I KNEW IT. Something was fishy with this world and at least now we have a clue what it is. There may be something worth salvaging from this anime: there is a hidden truth behind the war against the Unknown that is probably not far from my hypothesis a few reviews prior to this.
Right after Aria died, I thought that they kept the intro sequence because they didn’t bother to change it. Now I think that maybe Aria isn’t dead after all.
Every time I write the plot section of Qualidea Code I am torn between including all the scenes of the anime or just the relevant ones. The problem is that there are not enough important scenes to fill more than a couple of sentences. Half the episode tries hard to bring some humor to the mix with Kasumi falling of his sister’s bike and being picked up by Hotaru and Aoi. Epic fail. A few scenes were also spent on trying to create a power synergy action scene when the gand helps Hotaru get to Tokyo as fast as possible. Second epic fail. Tenkawa and Hotaru’s story suddenly becomes the main attraction of the story. Their promises are just not interesting and Hotaru’s backstory made no sense. The animation was sloppy, the transitions were bad, and the main alien boss looked like a big pink anthropomorphized Pikatsu. Third fail. I won’t even bother. Everything that’s even worth mentioning happens from the seventeenth minute onwards. It seems that the chips the children have behind their necks are altering their perception of reality. There were already enough clues to support the hypothesis that this is just a fake reality, much the same as the one seen in The Matrix.

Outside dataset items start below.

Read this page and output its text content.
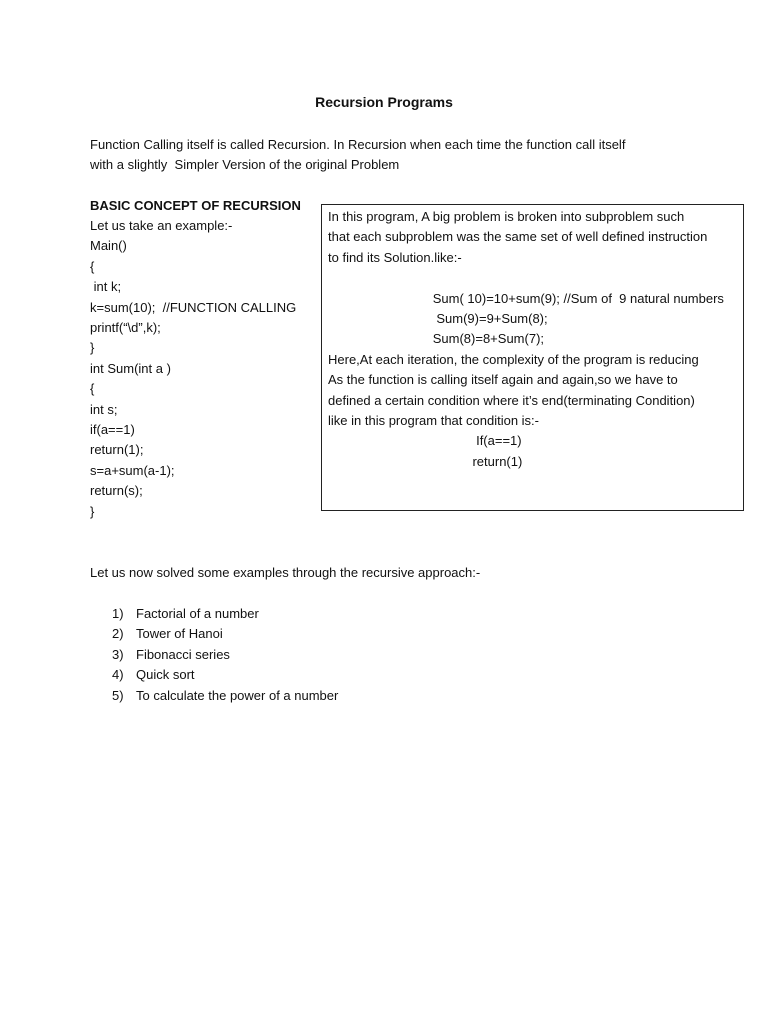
Recursion Programs
Function Calling itself is called Recursion. In Recursion when each time the function call itself
with a slightly  Simpler Version of the original Problem
BASIC CONCEPT OF RECURSION
Let us take an example:-
Main()
{
int k;
k=sum(10);  //FUNCTION CALLING
printf(“\d”,k);
}
int Sum(int a )
{
int s;
if(a==1)
return(1);
s=a+sum(a-1);
return(s);
}
In this program, A big problem is broken into subproblem such
that each subproblem was the same set of well defined instruction
to find its Solution.like:-

Sum( 10)=10+sum(9); //Sum of  9 natural numbers
Sum(9)=9+Sum(8);
Sum(8)=8+Sum(7);
Here,At each iteration, the complexity of the program is reducing
As the function is calling itself again and again,so we have to
defined a certain condition where it’s end(terminating Condition)
like in this program that condition is:-
If(a==1)
return(1)
Let us now solved some examples through the recursive approach:-
1) Factorial of a number
2) Tower of Hanoi
3) Fibonacci series
4) Quick sort
5) To calculate the power of a number
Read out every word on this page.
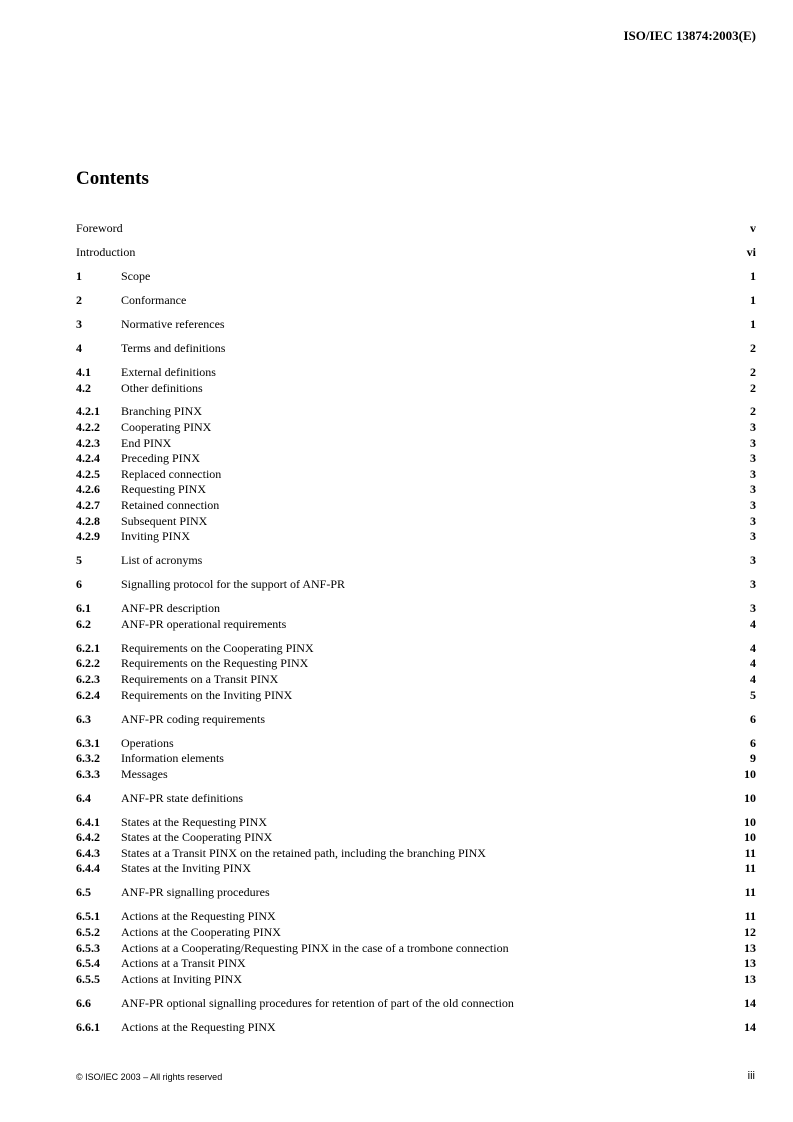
ISO/IEC 13874:2003(E)
Contents
Foreword	v
Introduction	vi
1	Scope	1
2	Conformance	1
3	Normative references	1
4	Terms and definitions	2
4.1	External definitions	2
4.2	Other definitions	2
4.2.1 Branching PINX	2
4.2.2 Cooperating PINX	3
4.2.3 End PINX	3
4.2.4 Preceding PINX	3
4.2.5 Replaced connection	3
4.2.6 Requesting PINX	3
4.2.7 Retained connection	3
4.2.8 Subsequent PINX	3
4.2.9 Inviting PINX	3
5	List of acronyms	3
6	Signalling protocol for the support of ANF-PR	3
6.1	ANF-PR description	3
6.2	ANF-PR operational requirements	4
6.2.1 Requirements on the Cooperating PINX	4
6.2.2 Requirements on the Requesting PINX	4
6.2.3 Requirements on a Transit PINX	4
6.2.4 Requirements on the Inviting PINX	5
6.3	ANF-PR coding requirements	6
6.3.1 Operations	6
6.3.2 Information elements	9
6.3.3 Messages	10
6.4	ANF-PR state definitions	10
6.4.1 States at the Requesting PINX	10
6.4.2 States at the Cooperating PINX	10
6.4.3 States at a Transit PINX on the retained path, including the branching PINX	11
6.4.4 States at the Inviting PINX	11
6.5	ANF-PR signalling procedures	11
6.5.1 Actions at the Requesting PINX	11
6.5.2 Actions at the Cooperating PINX	12
6.5.3 Actions at a Cooperating/Requesting PINX in the case of a trombone connection	13
6.5.4 Actions at a Transit PINX	13
6.5.5 Actions at Inviting PINX	13
6.6	ANF-PR optional signalling procedures for retention of part of the old connection	14
6.6.1 Actions at the Requesting PINX	14
© ISO/IEC 2003 – All rights reserved	iii
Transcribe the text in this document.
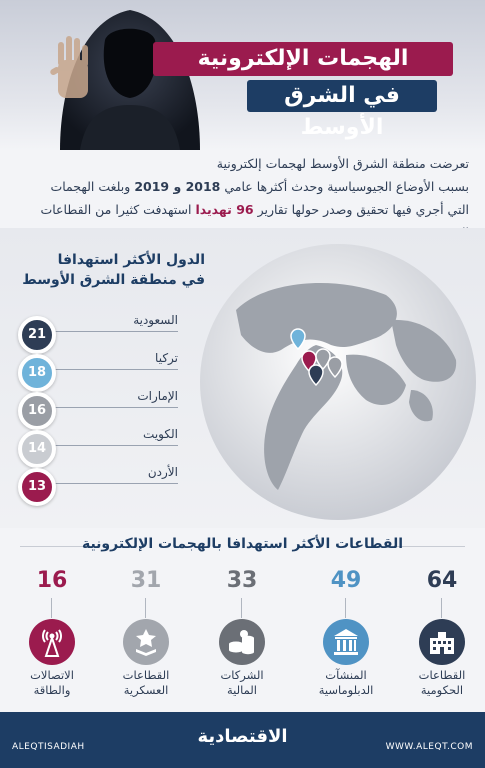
الهجمات الإلكترونية
في الشرق الأوسط
تعرضت منطقة الشرق الأوسط لهجمات إلكترونية
بسبب الأوضاع الجيوسياسية وحدث أكثرها عامي 2018 و 2019 وبلغت الهجمات
التي أجري فيها تحقيق وصدر حولها تقارير 96 تهديدا استهدفت كثيرا من القطاعات
الدول الأكثر استهدافا
في منطقة الشرق الأوسط
السعودية
21
تركيا
18
الإمارات
16
الكويت
14
الأردن
13
القطاعات الأكثر استهدافا بالهجمات الإلكترونية
64
القطاعات
الحكومية
49
المنشآت
الدبلوماسية
33
الشركات
المالية
31
القطاعات
العسكرية
16
الاتصالات
والطاقة
ALEQTISADIAH	الاقتصادية	WWW.ALEQT.COM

Shibuya Dog Statue: When Asuha tells Kasumi she is already in Tokyo, she mentions a dog statue in her vicinity. That dog is the famous Hachikō (ハチ公, November 10, 1923 – March 8, 1935) an Akita born on a farm near the city of Ōdate. Hachikō is the definition of dog loyalty to his owner which continued for more than nine years after his owner’s death. During his lifetime the dog was held up in Japanese culture as an example of loyalty and fidelity and in April 1934, a bronze statue in his likeness was erected at Shibuya Station and Hachikō himself was present at its unveiling. The statue was recycled for the war effort during World War II, but in 1948 Takeshi Ando, the son of the original artist, made a second statue. Hachiko is often referenced in worldwide popular culture.

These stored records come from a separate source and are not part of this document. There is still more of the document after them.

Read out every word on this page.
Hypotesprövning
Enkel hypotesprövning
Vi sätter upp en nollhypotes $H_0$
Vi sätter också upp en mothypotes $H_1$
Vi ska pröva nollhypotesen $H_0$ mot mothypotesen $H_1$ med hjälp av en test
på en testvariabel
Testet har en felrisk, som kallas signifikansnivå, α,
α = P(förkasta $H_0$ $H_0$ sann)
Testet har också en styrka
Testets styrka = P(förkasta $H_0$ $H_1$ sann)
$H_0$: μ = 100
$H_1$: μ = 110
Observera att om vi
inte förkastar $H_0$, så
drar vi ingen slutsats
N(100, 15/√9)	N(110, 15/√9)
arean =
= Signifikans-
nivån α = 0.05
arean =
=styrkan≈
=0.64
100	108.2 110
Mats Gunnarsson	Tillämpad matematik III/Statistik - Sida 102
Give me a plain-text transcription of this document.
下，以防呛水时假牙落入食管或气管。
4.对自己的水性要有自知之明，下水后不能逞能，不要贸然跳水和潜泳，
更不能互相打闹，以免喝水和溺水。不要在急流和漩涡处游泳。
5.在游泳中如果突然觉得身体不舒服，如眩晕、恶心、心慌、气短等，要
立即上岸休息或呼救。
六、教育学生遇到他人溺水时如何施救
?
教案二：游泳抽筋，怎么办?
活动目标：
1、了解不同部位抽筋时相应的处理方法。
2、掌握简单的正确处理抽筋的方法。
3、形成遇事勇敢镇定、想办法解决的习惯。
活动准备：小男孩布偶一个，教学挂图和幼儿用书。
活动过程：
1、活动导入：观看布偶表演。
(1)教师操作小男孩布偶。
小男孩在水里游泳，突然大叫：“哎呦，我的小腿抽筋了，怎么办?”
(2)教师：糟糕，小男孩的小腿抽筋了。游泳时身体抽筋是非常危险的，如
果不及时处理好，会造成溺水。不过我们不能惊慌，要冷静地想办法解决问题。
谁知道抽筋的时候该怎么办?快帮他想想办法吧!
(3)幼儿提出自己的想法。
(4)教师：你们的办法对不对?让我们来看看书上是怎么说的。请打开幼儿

This whole war thing felt like a childish game right from the beginning. Pink aliens and super powers and chips behind the children neck and a leaderboard and uninteresting characters. This was a videogame and a bad one at that. But after seven episodes of failed jokes and stiff emotional scenes, there is a development in the story that might be worth watching the rest of the episodes. I haven’t read the light novel, and from what I’ve heard many of the unanswered plot holes are described in detail there, but the anime is just a sequence of uninteresting scenes that seem to be part of a unified plot but don’t feel like living up to the role. The story is vague and tries very hard to explain the unexplainable. It doesn’t devote the necessary time to explain the things that matter, and at the same time tries too hard to bring out quality from where there is none. It’s impossible to build a gold statue out of clay, and clay is all Qualidea Code has.

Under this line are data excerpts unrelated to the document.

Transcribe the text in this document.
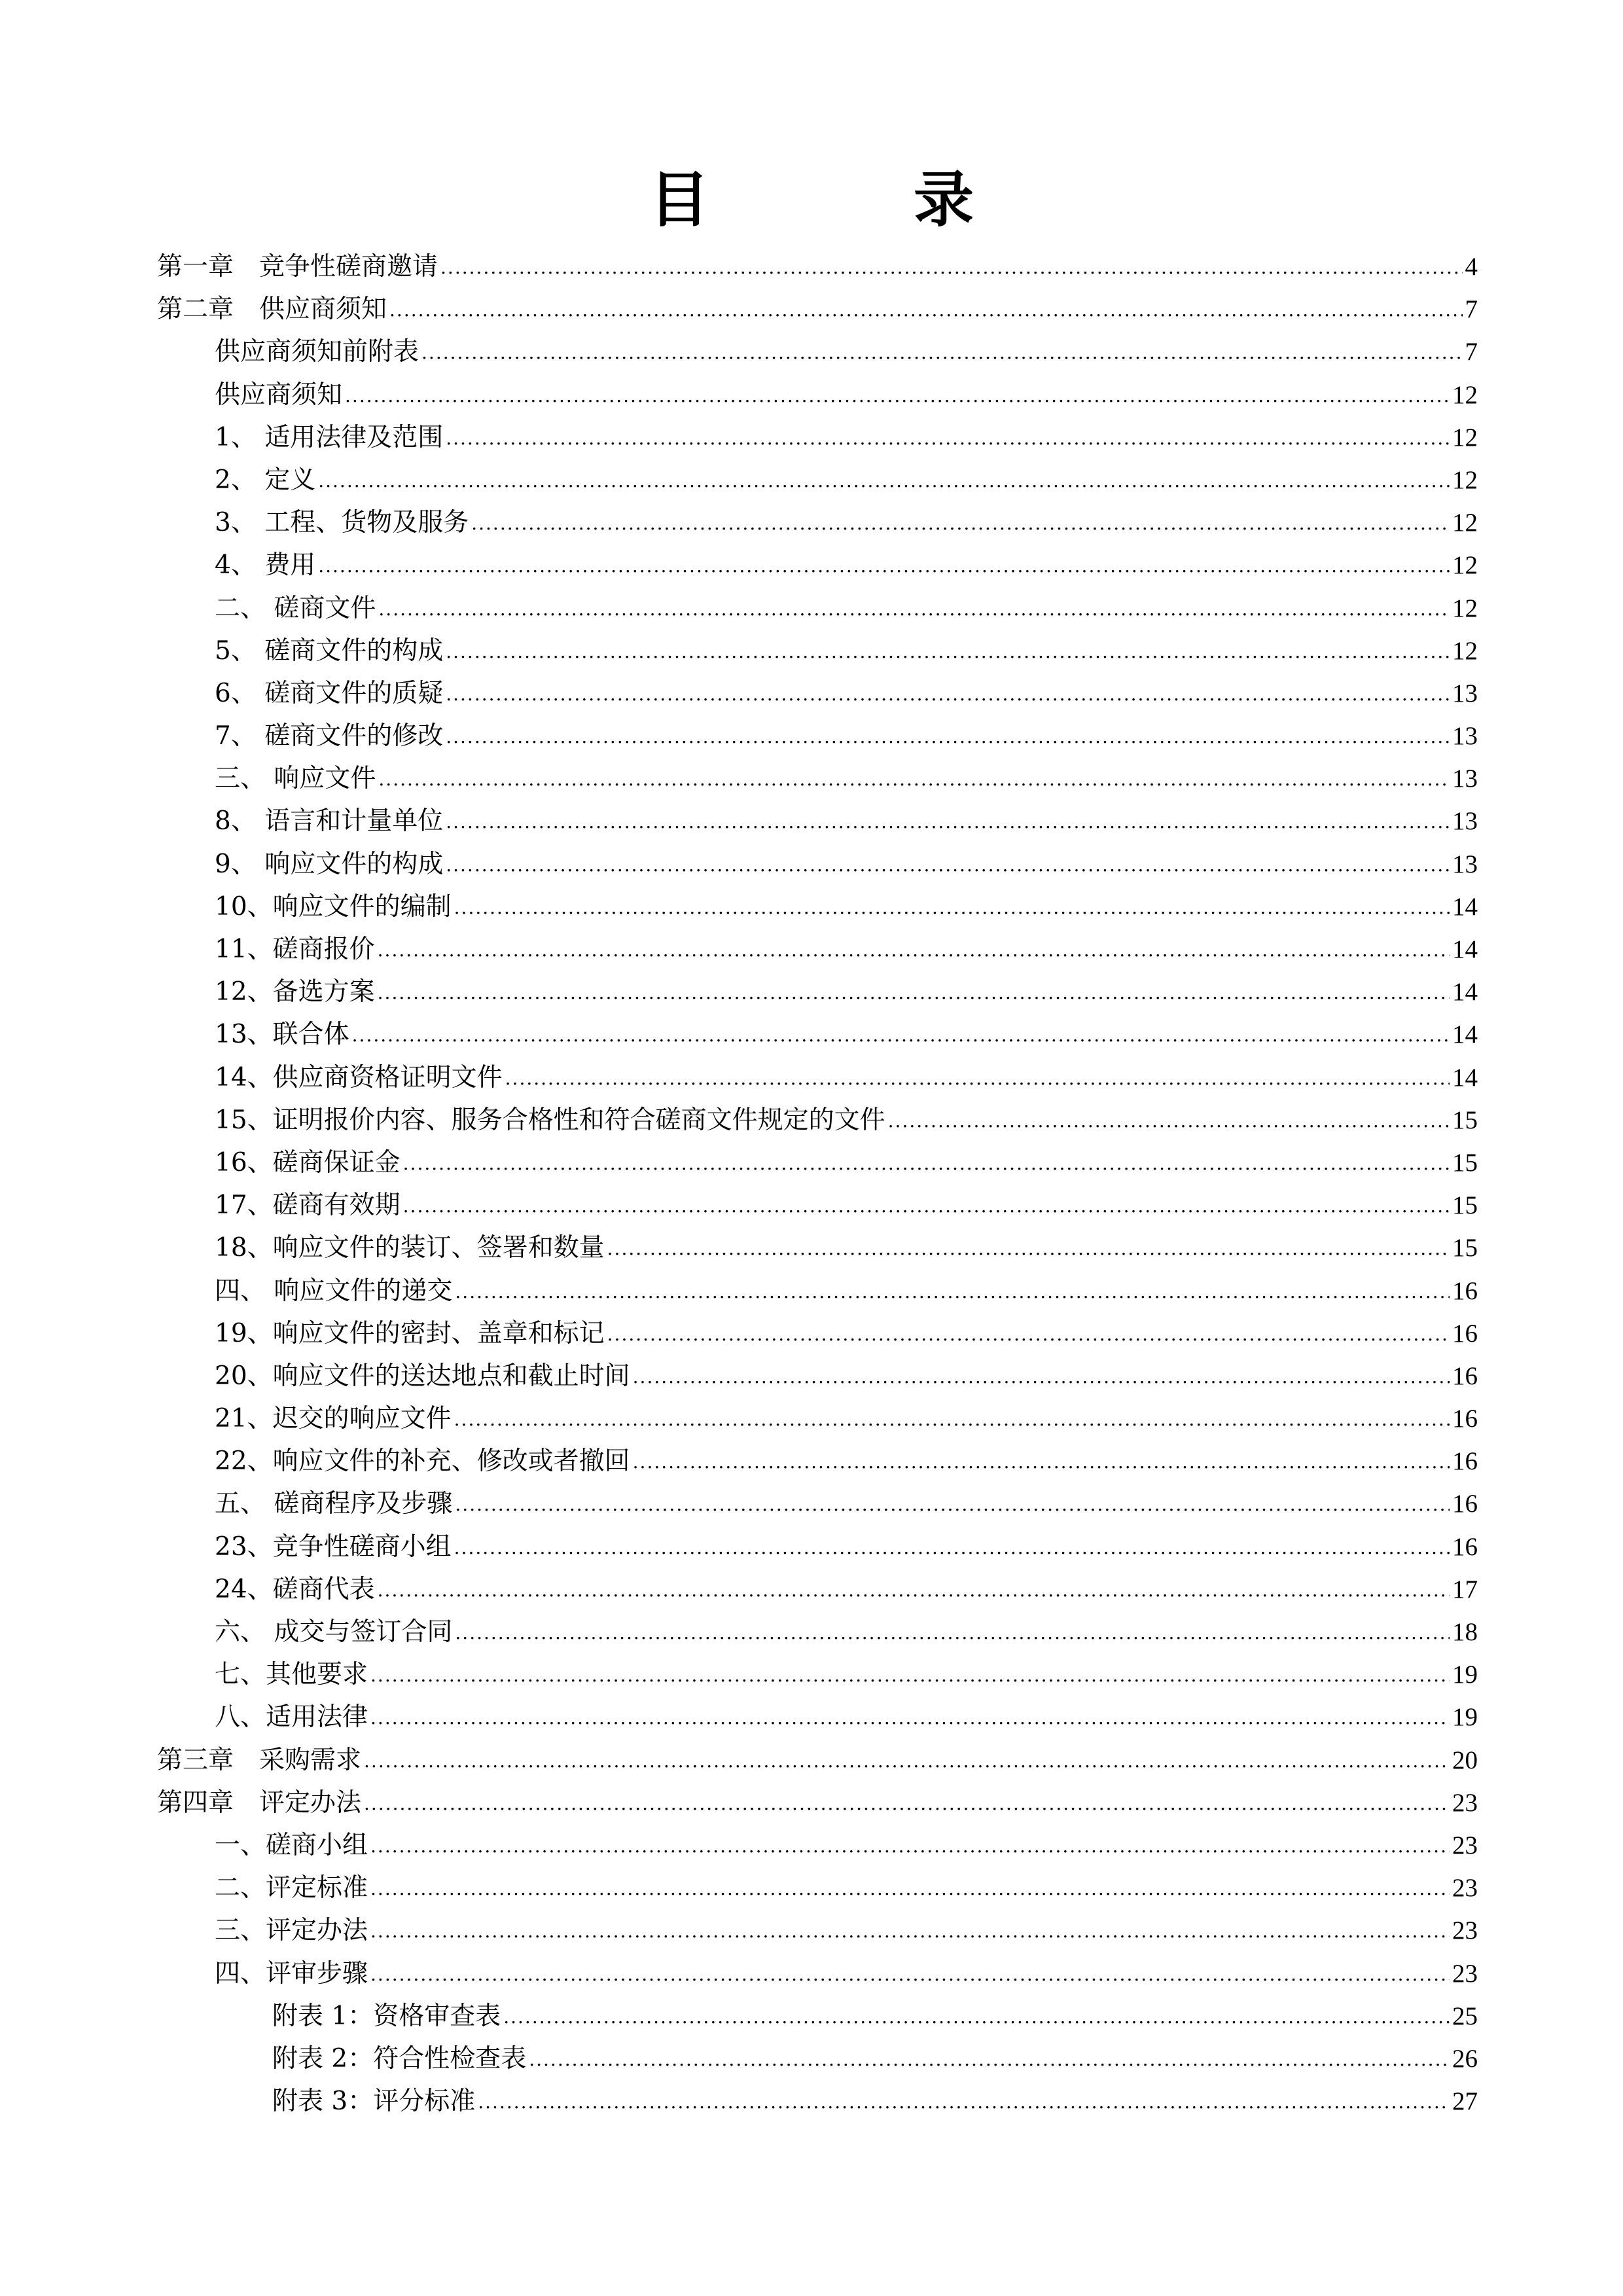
目 录
第一章　竞争性磋商邀请 .....	4
第二章　供应商须知 .....	7
供应商须知前附表 .....	7
供应商须知 .....	12
1、 适用法律及范围 .....	12
2、 定义 .....	12
3、 工程、货物及服务 .....	12
4、 费用 .....	12
二、 磋商文件 .....	12
5、 磋商文件的构成 .....	12
6、 磋商文件的质疑 .....	13
7、 磋商文件的修改 .....	13
三、 响应文件 .....	13
8、 语言和计量单位 .....	13
9、 响应文件的构成 .....	13
10、响应文件的编制 .....	14
11、磋商报价 .....	14
12、备选方案 .....	14
13、联合体 .....	14
14、供应商资格证明文件 .....	14
15、证明报价内容、服务合格性和符合磋商文件规定的文件 .....	15
16、磋商保证金 .....	15
17、磋商有效期 .....	15
18、响应文件的装订、签署和数量 .....	15
四、 响应文件的递交 .....	16
19、响应文件的密封、盖章和标记 .....	16
20、响应文件的送达地点和截止时间 .....	16
21、迟交的响应文件 .....	16
22、响应文件的补充、修改或者撤回 .....	16
五、 磋商程序及步骤 .....	16
23、竞争性磋商小组 .....	16
24、磋商代表 .....	17
六、 成交与签订合同 .....	18
七、其他要求 .....	19
八、适用法律 .....	19
第三章　采购需求 .....	20
第四章　评定办法 .....	23
一、磋商小组 .....	23
二、评定标准 .....	23
三、评定办法 .....	23
四、评审步骤 .....	23
附表 1：资格审查表 .....	25
附表 2：符合性检查表 .....	26
附表 3：评分标准 .....	27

Except for closure. I need closure. I need to know that this is fake and there is a reason behind this farce. I want something to make me believe that there was a purpose to this series.
What I want to know is:
I don’t care about Tenkawa or Hotaru or the Chigusa siblings. I didn’t miss Suzaku and Aria. I just want to see there is a plausible explanation to these events.
After seven episodes it’s perfectly clear why Qualidea Code was a light novel. There is a hidden story in there that’s not half bad, and it’s evident that the anime failed to give the narrative enough credit. I don’t care about the characters or the aliens. This is a world I feel indifferent about. But I DO want to know why the hell everything happened, if only to give me a closure of a story that I will probably forget when the next season starts.